On 177 carries in 2013, Lamar Miller forced 20 missed tackles. On 216 totes in 2014, Miller forced 32 misses. So Miller did improve the percentage of plays in which he made tacklers miss.

One area where Miller still needs to improve is the passing game. His six drops on 44 catchable balls yielded the fifth-worst drops among halfbacks who saw at least 25% of their team’s running back targets.


Tannehill’s passer rating when targeting his receivers: Mike Wallace 114 passer rating for Tannehill, Jarvis Landry 96.6 passer rating for Tannehill, Brian Hartline 91.1 passer rating for Tannehill, Brandon Gibson 77.9 passer rating for Tannehill.

Oh-oh, Brandon.

Despite playing injured for most of the season and even missing two games, tight end Charles Clay received a similar grade in the passing game in 2014 (+4.0) as he did in 2013 (+5.0). He also vastly improved his run blocking from -6.1 in ’13 to +2.9 in ’14.

Jarvis Landry, like a lot of rookies, appeared to hit the wall late in the season. Through the first 13 weeks, he was 13th in the league in YAC (315 yards), but over the last four weeks, fell to 39th (92 yards).

The folks at PFF credit the rookie wall.
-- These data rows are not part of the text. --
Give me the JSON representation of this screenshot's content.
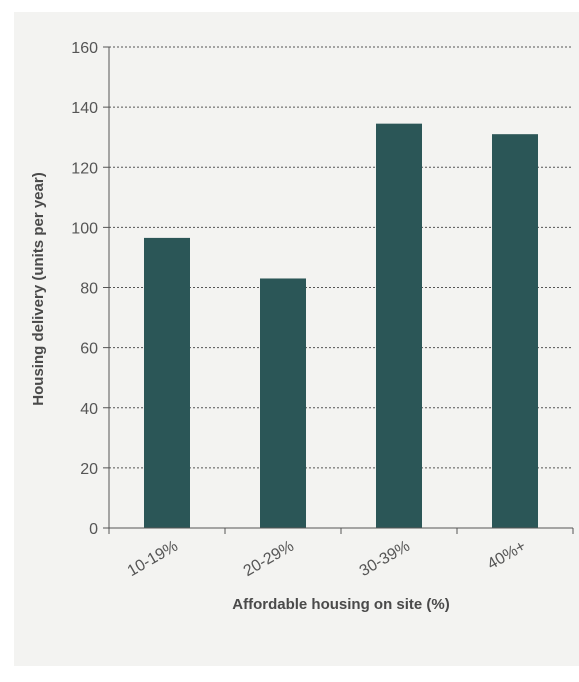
{
  "chart_data": {
    "type": "bar",
    "categories": [
      "10-19%",
      "20-29%",
      "30-39%",
      "40%+"
    ],
    "values": [
      96.5,
      83,
      134.5,
      131
    ],
    "xlabel": "Affordable housing on site (%)",
    "ylabel": "Housing delivery (units per year)",
    "ylim": [
      0,
      160
    ],
    "yticks": [
      0,
      20,
      40,
      60,
      80,
      100,
      120,
      140,
      160
    ],
    "grid": true,
    "bar_color": "#2b5657",
    "background_color": "#f3f3f1"
  }
}
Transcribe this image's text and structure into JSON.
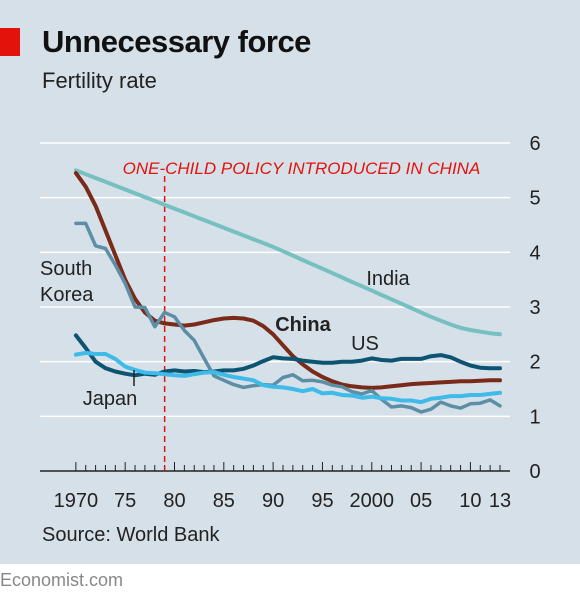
{
  "title": "Unnecessary force",
  "subtitle": "Fertility rate",
  "source": "Source: World Bank",
  "credit": "Economist.com",
  "chart_data": {
    "type": "line",
    "title": "Unnecessary force",
    "subtitle": "Fertility rate",
    "xlim": [
      1969,
      2013
    ],
    "ylim": [
      0,
      6
    ],
    "y_ticks": [
      0,
      1,
      2,
      3,
      4,
      5,
      6
    ],
    "y_tick_labels": [
      "0",
      "1",
      "2",
      "3",
      "4",
      "5",
      "6"
    ],
    "x_tick_labels": [
      {
        "year": 1970,
        "label": "1970"
      },
      {
        "year": 1975,
        "label": "75"
      },
      {
        "year": 1980,
        "label": "80"
      },
      {
        "year": 1985,
        "label": "85"
      },
      {
        "year": 1990,
        "label": "90"
      },
      {
        "year": 1995,
        "label": "95"
      },
      {
        "year": 2000,
        "label": "2000"
      },
      {
        "year": 2005,
        "label": "05"
      },
      {
        "year": 2010,
        "label": "10"
      },
      {
        "year": 2013,
        "label": "13"
      }
    ],
    "grid": "horizontal",
    "annotation": {
      "year": 1979,
      "text": "ONE-CHILD POLICY INTRODUCED IN CHINA",
      "color": "#e3120b"
    },
    "x": [
      1970,
      1971,
      1972,
      1973,
      1974,
      1975,
      1976,
      1977,
      1978,
      1979,
      1980,
      1981,
      1982,
      1983,
      1984,
      1985,
      1986,
      1987,
      1988,
      1989,
      1990,
      1991,
      1992,
      1993,
      1994,
      1995,
      1996,
      1997,
      1998,
      1999,
      2000,
      2001,
      2002,
      2003,
      2004,
      2005,
      2006,
      2007,
      2008,
      2009,
      2010,
      2011,
      2012,
      2013
    ],
    "series": [
      {
        "name": "India",
        "color": "#76c0c1",
        "width": 4,
        "values": [
          5.5,
          5.43,
          5.36,
          5.29,
          5.22,
          5.15,
          5.08,
          5.01,
          4.94,
          4.87,
          4.8,
          4.73,
          4.66,
          4.59,
          4.52,
          4.45,
          4.38,
          4.31,
          4.24,
          4.17,
          4.1,
          4.02,
          3.94,
          3.86,
          3.78,
          3.7,
          3.62,
          3.54,
          3.46,
          3.38,
          3.3,
          3.22,
          3.14,
          3.06,
          2.98,
          2.9,
          2.82,
          2.75,
          2.68,
          2.62,
          2.58,
          2.55,
          2.52,
          2.5
        ]
      },
      {
        "name": "China",
        "color": "#7a2a18",
        "width": 4,
        "values": [
          5.45,
          5.2,
          4.85,
          4.4,
          3.95,
          3.5,
          3.15,
          2.9,
          2.75,
          2.7,
          2.68,
          2.66,
          2.68,
          2.72,
          2.76,
          2.79,
          2.8,
          2.79,
          2.75,
          2.65,
          2.5,
          2.3,
          2.1,
          1.95,
          1.82,
          1.72,
          1.64,
          1.58,
          1.55,
          1.53,
          1.52,
          1.53,
          1.55,
          1.57,
          1.59,
          1.6,
          1.61,
          1.62,
          1.63,
          1.64,
          1.64,
          1.65,
          1.66,
          1.66
        ]
      },
      {
        "name": "US",
        "color": "#0d5473",
        "width": 4,
        "values": [
          2.48,
          2.25,
          2.0,
          1.88,
          1.82,
          1.78,
          1.75,
          1.78,
          1.76,
          1.82,
          1.84,
          1.82,
          1.83,
          1.81,
          1.82,
          1.84,
          1.84,
          1.87,
          1.93,
          2.01,
          2.08,
          2.06,
          2.05,
          2.02,
          2.0,
          1.98,
          1.98,
          2.0,
          2.0,
          2.02,
          2.06,
          2.03,
          2.02,
          2.05,
          2.05,
          2.05,
          2.1,
          2.12,
          2.08,
          2.0,
          1.93,
          1.89,
          1.88,
          1.88
        ]
      },
      {
        "name": "South Korea",
        "color": "#5c8fa6",
        "width": 3.5,
        "values": [
          4.53,
          4.53,
          4.12,
          4.07,
          3.77,
          3.43,
          3.0,
          2.99,
          2.64,
          2.9,
          2.82,
          2.57,
          2.39,
          2.06,
          1.74,
          1.66,
          1.58,
          1.53,
          1.56,
          1.58,
          1.57,
          1.71,
          1.76,
          1.65,
          1.66,
          1.63,
          1.57,
          1.54,
          1.45,
          1.41,
          1.47,
          1.31,
          1.17,
          1.19,
          1.16,
          1.08,
          1.13,
          1.26,
          1.19,
          1.15,
          1.23,
          1.24,
          1.3,
          1.19
        ]
      },
      {
        "name": "Japan",
        "color": "#3ebbe8",
        "width": 4,
        "values": [
          2.13,
          2.16,
          2.14,
          2.14,
          2.05,
          1.91,
          1.85,
          1.8,
          1.79,
          1.77,
          1.75,
          1.74,
          1.77,
          1.8,
          1.81,
          1.76,
          1.72,
          1.69,
          1.66,
          1.57,
          1.54,
          1.53,
          1.5,
          1.46,
          1.5,
          1.42,
          1.43,
          1.39,
          1.38,
          1.34,
          1.36,
          1.33,
          1.32,
          1.29,
          1.29,
          1.26,
          1.32,
          1.34,
          1.37,
          1.37,
          1.39,
          1.39,
          1.41,
          1.43
        ]
      }
    ],
    "series_labels": [
      {
        "series": "South Korea",
        "lines": [
          "South",
          "Korea"
        ]
      },
      {
        "series": "India",
        "lines": [
          "India"
        ]
      },
      {
        "series": "China",
        "lines": [
          "China"
        ]
      },
      {
        "series": "US",
        "lines": [
          "US"
        ]
      },
      {
        "series": "Japan",
        "lines": [
          "Japan"
        ]
      }
    ]
  }
}
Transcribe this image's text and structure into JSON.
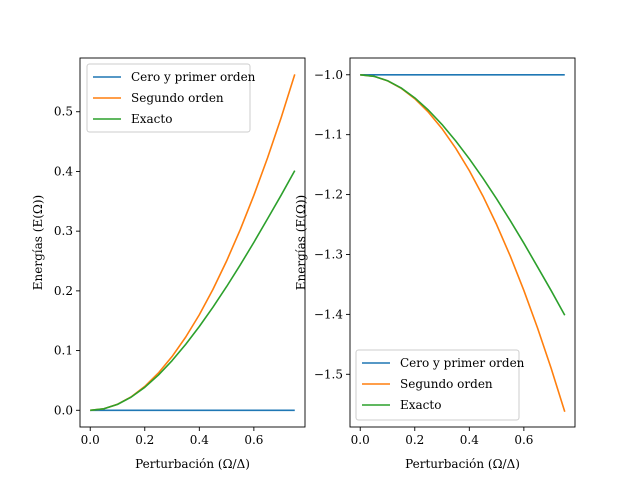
{
  "chart_data": [
    {
      "type": "line",
      "xlabel": "Perturbación (Ω/Δ)",
      "ylabel": "Energías (E(Ω))",
      "xlim": [
        -0.0375,
        0.7875
      ],
      "ylim": [
        -0.028,
        0.59
      ],
      "xticks": [
        0.0,
        0.2,
        0.4,
        0.6
      ],
      "xtick_labels": [
        "0.0",
        "0.2",
        "0.4",
        "0.6"
      ],
      "yticks": [
        0.0,
        0.1,
        0.2,
        0.3,
        0.4,
        0.5
      ],
      "ytick_labels": [
        "0.0",
        "0.1",
        "0.2",
        "0.3",
        "0.4",
        "0.5"
      ],
      "legend": "top-left",
      "grid": false,
      "x": [
        0.0,
        0.05,
        0.1,
        0.15,
        0.2,
        0.25,
        0.3,
        0.35,
        0.4,
        0.45,
        0.5,
        0.55,
        0.6,
        0.65,
        0.7,
        0.75
      ],
      "series": [
        {
          "name": "Cero y primer orden",
          "color": "#1f77b4",
          "values": [
            0,
            0,
            0,
            0,
            0,
            0,
            0,
            0,
            0,
            0,
            0,
            0,
            0,
            0,
            0,
            0
          ]
        },
        {
          "name": "Segundo orden",
          "color": "#ff7f0e",
          "values": [
            0.0,
            0.0025,
            0.01,
            0.0225,
            0.04,
            0.0625,
            0.09,
            0.1225,
            0.16,
            0.2025,
            0.25,
            0.3025,
            0.36,
            0.4225,
            0.49,
            0.5625
          ]
        },
        {
          "name": "Exacto",
          "color": "#2ca02c",
          "values": [
            0.0,
            0.0025,
            0.0099,
            0.022,
            0.0385,
            0.059,
            0.0831,
            0.1104,
            0.1403,
            0.1726,
            0.2071,
            0.2434,
            0.2812,
            0.3206,
            0.3602,
            0.4014
          ]
        }
      ]
    },
    {
      "type": "line",
      "xlabel": "Perturbación (Ω/Δ)",
      "ylabel": "Energías (E(Ω))",
      "xlim": [
        -0.0375,
        0.7875
      ],
      "ylim": [
        -1.588,
        -0.972
      ],
      "xticks": [
        0.0,
        0.2,
        0.4,
        0.6
      ],
      "xtick_labels": [
        "0.0",
        "0.2",
        "0.4",
        "0.6"
      ],
      "yticks": [
        -1.0,
        -1.1,
        -1.2,
        -1.3,
        -1.4,
        -1.5
      ],
      "ytick_labels": [
        "−1.0",
        "−1.1",
        "−1.2",
        "−1.3",
        "−1.4",
        "−1.5"
      ],
      "legend": "bottom-left",
      "grid": false,
      "x": [
        0.0,
        0.05,
        0.1,
        0.15,
        0.2,
        0.25,
        0.3,
        0.35,
        0.4,
        0.45,
        0.5,
        0.55,
        0.6,
        0.65,
        0.7,
        0.75
      ],
      "series": [
        {
          "name": "Cero y primer orden",
          "color": "#1f77b4",
          "values": [
            -1,
            -1,
            -1,
            -1,
            -1,
            -1,
            -1,
            -1,
            -1,
            -1,
            -1,
            -1,
            -1,
            -1,
            -1,
            -1
          ]
        },
        {
          "name": "Segundo orden",
          "color": "#ff7f0e",
          "values": [
            -1.0,
            -1.0025,
            -1.01,
            -1.0225,
            -1.04,
            -1.0625,
            -1.09,
            -1.1225,
            -1.16,
            -1.2025,
            -1.25,
            -1.3025,
            -1.36,
            -1.4225,
            -1.49,
            -1.5625
          ]
        },
        {
          "name": "Exacto",
          "color": "#2ca02c",
          "values": [
            -1.0,
            -1.0025,
            -1.0099,
            -1.022,
            -1.0385,
            -1.059,
            -1.0831,
            -1.1104,
            -1.1403,
            -1.1726,
            -1.2071,
            -1.2434,
            -1.2812,
            -1.3206,
            -1.3602,
            -1.4014
          ]
        }
      ]
    }
  ]
}
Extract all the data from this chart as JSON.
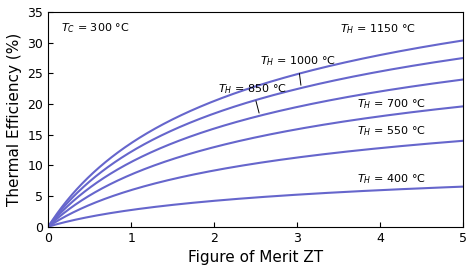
{
  "TC_C": 300,
  "TH_list_C": [
    400,
    550,
    700,
    850,
    1000,
    1150
  ],
  "ZT_max": 5.0,
  "xlim": [
    0,
    5
  ],
  "ylim": [
    0,
    35
  ],
  "xlabel": "Figure of Merit ZT",
  "ylabel": "Thermal Efficiency (%)",
  "line_color": "#6666cc",
  "background_color": "#ffffff",
  "label_fontsize": 11,
  "tick_fontsize": 9,
  "annotation_fontsize": 8,
  "line_width": 1.5
}
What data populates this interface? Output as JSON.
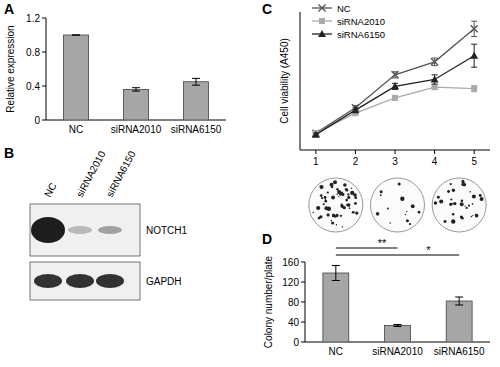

I offer this alternative: The Patriots, Ravens, Vikings, and Jets -- all coached very well on defense -- changed up coverage strategies on Landry near the end of the season after seeing on tape what he had done earlier in the year.

Defensive Summary

After sitting out the first four games while on suspension, safety Reshad Jones’ +14.4 led all NFL safeties from Week 5 onward. Despite playing just 38 percent of his run snaps within eight yards of the line of scrimmage, Jones had a 7.6 percent run stop rate that was third best among safeties. When he did play within eight yards on run plays, that run stop rate improved to 13 percent.

Defensive end Cameron Wake’s 65 pressures were fourth among all 4-3 DEs, behind Charles Johnson, Michael Bennett, and Junior Galette.

Dion Jordan rushed the passer 103 times in 2014 and produced 12 pressures. He dropped into coverage 40 times.

Derrick Shelby had a -2.3 grade overall, but excelled versus the run (+6.7). His 10.3 percent run stop rate was fifthe among all 4-3 DEs who received at least 25 percent of their club’s run snaps.


Both Cortland Finnegan and Jimmy Wilson were exposed in the slot, each allowing a 120-plus passer rating to the opposing quarterback when covering the slot receiver. In limited time before he was injured, Michael Thomas allowed two catches on 35 snaps in the slot.

Brent Grimes had a +5.8 coverage grade through nine games, allowing a 60.0 passer rating against him. Over the last 7 games, however, his coverage grade fell to -5.7 and he allowed a 118.0 rating to opposing quarterbacks.